Belakangan, muncul kekhawatiran dalam diri Usep dan para petani di desanya. Peralihan sawah menjadi komplek hunian dan pabrik, menganggu pikiran mereka. Apalagi sejak Jalan Tol Cipali diresmikan 2016 lalu. Kegelisahan akan kehilangan tanah terus terlintas di benak Usep.

“Semenjak Tol Cipali beroperasi, banyak kabar beredar. Katanya, akan ada pembebasan lahan untuk kawasan industri baru di Subang,” jelasnya, membuka perbicangan.

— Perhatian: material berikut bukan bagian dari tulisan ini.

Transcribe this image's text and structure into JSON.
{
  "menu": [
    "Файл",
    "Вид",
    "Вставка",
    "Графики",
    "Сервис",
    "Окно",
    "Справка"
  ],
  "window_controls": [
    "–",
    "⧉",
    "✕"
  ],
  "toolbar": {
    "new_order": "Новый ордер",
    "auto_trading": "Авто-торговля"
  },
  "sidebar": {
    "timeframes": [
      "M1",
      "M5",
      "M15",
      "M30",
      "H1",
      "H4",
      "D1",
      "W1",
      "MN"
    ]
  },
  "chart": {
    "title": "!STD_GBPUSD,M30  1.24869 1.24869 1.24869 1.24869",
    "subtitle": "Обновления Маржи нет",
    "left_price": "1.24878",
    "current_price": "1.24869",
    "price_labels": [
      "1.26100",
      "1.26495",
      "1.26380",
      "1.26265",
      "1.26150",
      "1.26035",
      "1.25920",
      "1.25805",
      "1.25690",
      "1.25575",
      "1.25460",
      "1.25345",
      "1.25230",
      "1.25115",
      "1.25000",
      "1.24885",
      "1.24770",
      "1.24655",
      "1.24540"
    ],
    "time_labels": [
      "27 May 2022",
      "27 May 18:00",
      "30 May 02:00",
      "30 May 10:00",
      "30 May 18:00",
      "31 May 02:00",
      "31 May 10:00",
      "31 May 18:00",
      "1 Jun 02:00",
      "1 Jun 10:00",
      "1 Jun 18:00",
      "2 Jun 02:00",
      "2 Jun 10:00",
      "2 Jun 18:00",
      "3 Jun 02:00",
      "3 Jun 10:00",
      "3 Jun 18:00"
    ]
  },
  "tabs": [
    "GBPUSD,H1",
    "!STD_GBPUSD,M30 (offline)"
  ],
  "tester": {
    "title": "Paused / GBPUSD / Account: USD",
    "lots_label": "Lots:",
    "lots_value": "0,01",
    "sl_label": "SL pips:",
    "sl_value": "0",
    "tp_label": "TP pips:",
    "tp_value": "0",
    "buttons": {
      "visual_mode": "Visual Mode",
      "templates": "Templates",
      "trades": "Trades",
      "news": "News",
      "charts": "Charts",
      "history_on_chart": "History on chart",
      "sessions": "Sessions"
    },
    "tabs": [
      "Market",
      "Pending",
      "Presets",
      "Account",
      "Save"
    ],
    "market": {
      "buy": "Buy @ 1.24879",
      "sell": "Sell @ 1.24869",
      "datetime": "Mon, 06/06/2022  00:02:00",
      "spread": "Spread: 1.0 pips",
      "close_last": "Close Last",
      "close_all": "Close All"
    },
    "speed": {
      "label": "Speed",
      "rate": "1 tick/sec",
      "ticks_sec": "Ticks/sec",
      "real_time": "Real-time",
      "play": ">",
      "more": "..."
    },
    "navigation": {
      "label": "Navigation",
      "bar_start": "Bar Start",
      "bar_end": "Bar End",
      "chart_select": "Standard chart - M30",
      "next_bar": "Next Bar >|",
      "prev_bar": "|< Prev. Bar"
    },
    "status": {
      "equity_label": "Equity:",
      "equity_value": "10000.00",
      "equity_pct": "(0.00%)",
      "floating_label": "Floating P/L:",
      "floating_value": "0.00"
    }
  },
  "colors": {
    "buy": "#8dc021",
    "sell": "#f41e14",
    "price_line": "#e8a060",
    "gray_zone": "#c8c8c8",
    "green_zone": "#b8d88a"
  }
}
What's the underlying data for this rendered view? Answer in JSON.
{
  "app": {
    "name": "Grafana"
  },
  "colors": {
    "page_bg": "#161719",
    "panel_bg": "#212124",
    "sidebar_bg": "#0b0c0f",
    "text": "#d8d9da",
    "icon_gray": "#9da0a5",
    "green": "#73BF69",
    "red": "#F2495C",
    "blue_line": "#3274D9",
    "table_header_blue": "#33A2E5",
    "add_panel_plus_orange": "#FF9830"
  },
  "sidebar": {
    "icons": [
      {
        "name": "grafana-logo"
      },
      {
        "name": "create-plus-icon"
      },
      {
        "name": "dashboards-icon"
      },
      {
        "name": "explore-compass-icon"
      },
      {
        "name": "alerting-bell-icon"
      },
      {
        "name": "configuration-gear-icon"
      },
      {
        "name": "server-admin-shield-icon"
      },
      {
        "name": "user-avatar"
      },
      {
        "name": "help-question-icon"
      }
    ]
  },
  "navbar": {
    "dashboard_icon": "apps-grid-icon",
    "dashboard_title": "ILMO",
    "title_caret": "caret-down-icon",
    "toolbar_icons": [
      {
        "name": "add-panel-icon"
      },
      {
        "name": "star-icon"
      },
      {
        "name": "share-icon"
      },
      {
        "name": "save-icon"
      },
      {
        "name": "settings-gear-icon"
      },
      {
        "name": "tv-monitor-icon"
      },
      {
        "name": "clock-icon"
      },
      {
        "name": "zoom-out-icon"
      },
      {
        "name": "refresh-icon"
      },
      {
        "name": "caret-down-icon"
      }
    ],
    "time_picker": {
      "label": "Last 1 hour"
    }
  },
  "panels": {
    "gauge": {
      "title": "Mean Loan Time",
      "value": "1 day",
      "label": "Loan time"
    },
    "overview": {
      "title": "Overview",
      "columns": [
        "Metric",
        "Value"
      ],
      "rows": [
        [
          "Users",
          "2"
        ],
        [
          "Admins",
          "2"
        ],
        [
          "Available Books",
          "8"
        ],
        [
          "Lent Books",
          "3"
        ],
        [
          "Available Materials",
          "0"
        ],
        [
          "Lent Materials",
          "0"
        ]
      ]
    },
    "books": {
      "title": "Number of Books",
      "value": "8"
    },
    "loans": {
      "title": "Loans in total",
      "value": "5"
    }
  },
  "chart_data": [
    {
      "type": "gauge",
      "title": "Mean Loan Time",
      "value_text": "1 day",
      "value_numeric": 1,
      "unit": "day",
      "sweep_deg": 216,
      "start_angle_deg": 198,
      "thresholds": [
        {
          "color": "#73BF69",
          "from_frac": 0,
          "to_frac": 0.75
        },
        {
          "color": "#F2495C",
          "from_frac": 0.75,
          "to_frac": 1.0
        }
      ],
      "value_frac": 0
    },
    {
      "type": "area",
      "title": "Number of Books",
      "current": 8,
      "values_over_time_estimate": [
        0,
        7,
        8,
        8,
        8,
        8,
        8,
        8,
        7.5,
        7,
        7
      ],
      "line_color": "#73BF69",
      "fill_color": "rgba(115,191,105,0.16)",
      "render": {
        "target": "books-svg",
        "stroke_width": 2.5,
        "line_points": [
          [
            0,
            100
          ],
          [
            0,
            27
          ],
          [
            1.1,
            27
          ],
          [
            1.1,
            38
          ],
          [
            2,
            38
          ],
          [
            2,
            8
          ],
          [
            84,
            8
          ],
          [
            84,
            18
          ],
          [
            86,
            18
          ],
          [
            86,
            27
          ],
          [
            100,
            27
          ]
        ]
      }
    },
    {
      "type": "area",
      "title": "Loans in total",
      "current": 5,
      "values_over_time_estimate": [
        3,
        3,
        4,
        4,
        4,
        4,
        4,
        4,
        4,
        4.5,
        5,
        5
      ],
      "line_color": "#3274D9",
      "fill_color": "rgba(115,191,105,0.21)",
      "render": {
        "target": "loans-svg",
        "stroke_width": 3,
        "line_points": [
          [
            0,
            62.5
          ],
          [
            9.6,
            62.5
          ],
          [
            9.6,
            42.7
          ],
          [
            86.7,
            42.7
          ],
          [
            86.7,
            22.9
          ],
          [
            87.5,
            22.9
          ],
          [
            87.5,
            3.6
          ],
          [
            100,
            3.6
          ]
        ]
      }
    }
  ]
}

Usep patut gusar akan keterancaman mata pencahariannya. Sebab, jarak sawahnya seluas 50 bata atau 700 meter persegi itu, hanya 5 kilometer dari pintu Tol Cipali. “Saya mah ingin pertanian terus berlanjut. Istilahnya, untung atau tidak tani tetap jalan. Kalau sawah hilang, saya tidak punya keahlian lain untuk menghidupi keluarga,” ujarnya.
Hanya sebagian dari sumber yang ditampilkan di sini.